Arthur Dunbar Whatman (13 February 1873 – 28 May 1965) was an English cricketer of the early twentieth century who played as a wicketkeeper for Suffolk County Cricket Club, a non-first-class team that is one of the minor counties of English cricket.

==Personal life==
He was born in Westcott, Surrey in 1873, the only son of George Dunbar and his wife Frances Fuller, daughter of George Arthur Fuller. He was educated at Windlesham House School, Brighton (1883–87), Eton College, and Trinity Hall, Cambridge where he matriculated in 1892.

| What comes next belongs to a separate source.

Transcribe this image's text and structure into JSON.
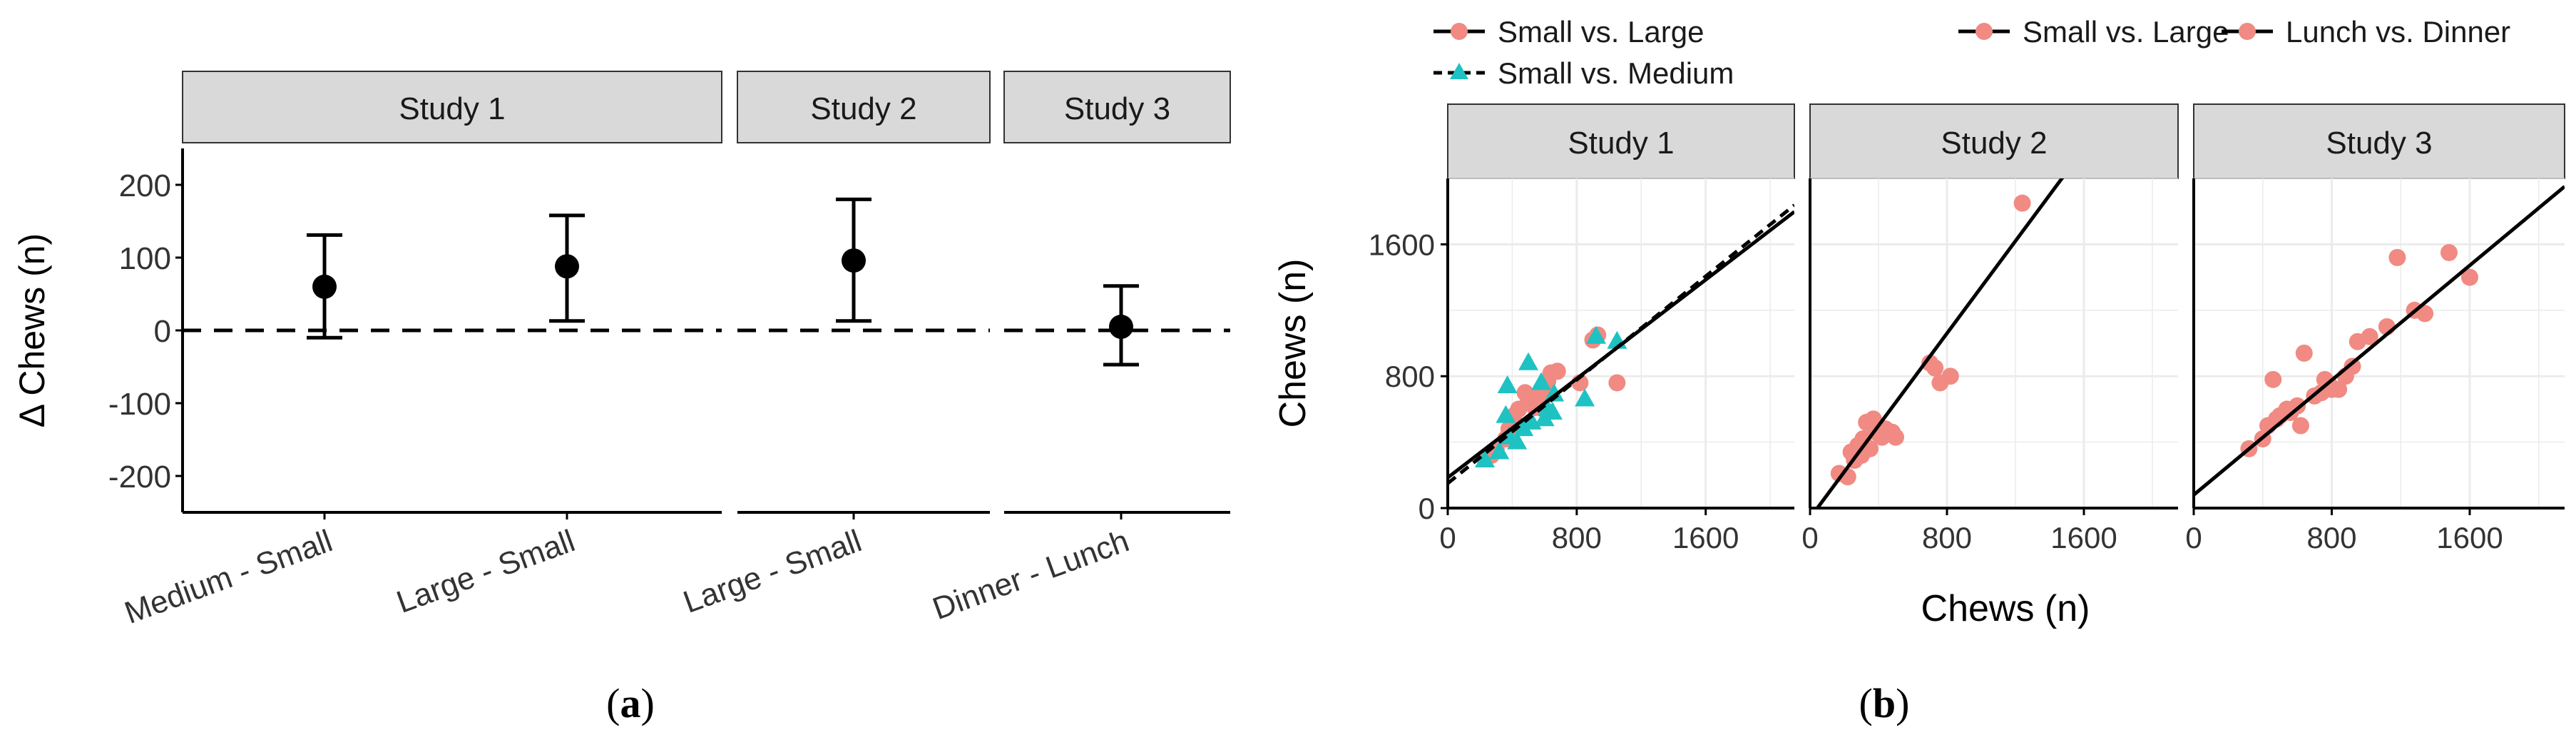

Whatman served for a year as a civilian aide-de-camp to General Clements in the Second Boer War, from December 1899. Afterwards he was an underwriter at Lloyd's of London and saw additional service in World War I as a captain in both the Suffolk Regiment and The Buffs.

Whatman died in Bury St Edmunds, Suffolk in 1965.

==Cricketer==
Whatman's first-class experience came from representative team tours to New Zealand and the West Indies, in which he played twenty-six games, score 394 runs at a batting average of 14.07, taking 21 catches and executing nine stumpings. He had a prominent involvement in a dispute involving Bernard Bosanquet and a disagreement over an umpiring decision during a match against Canterbury during Lord Hawke's 1902-03 tour of New Zealand.

==Family==
Whatman married in 1909 Marjory Isabel Knox Child, eldest daughter of Sir Coles Child, 1st Baronet.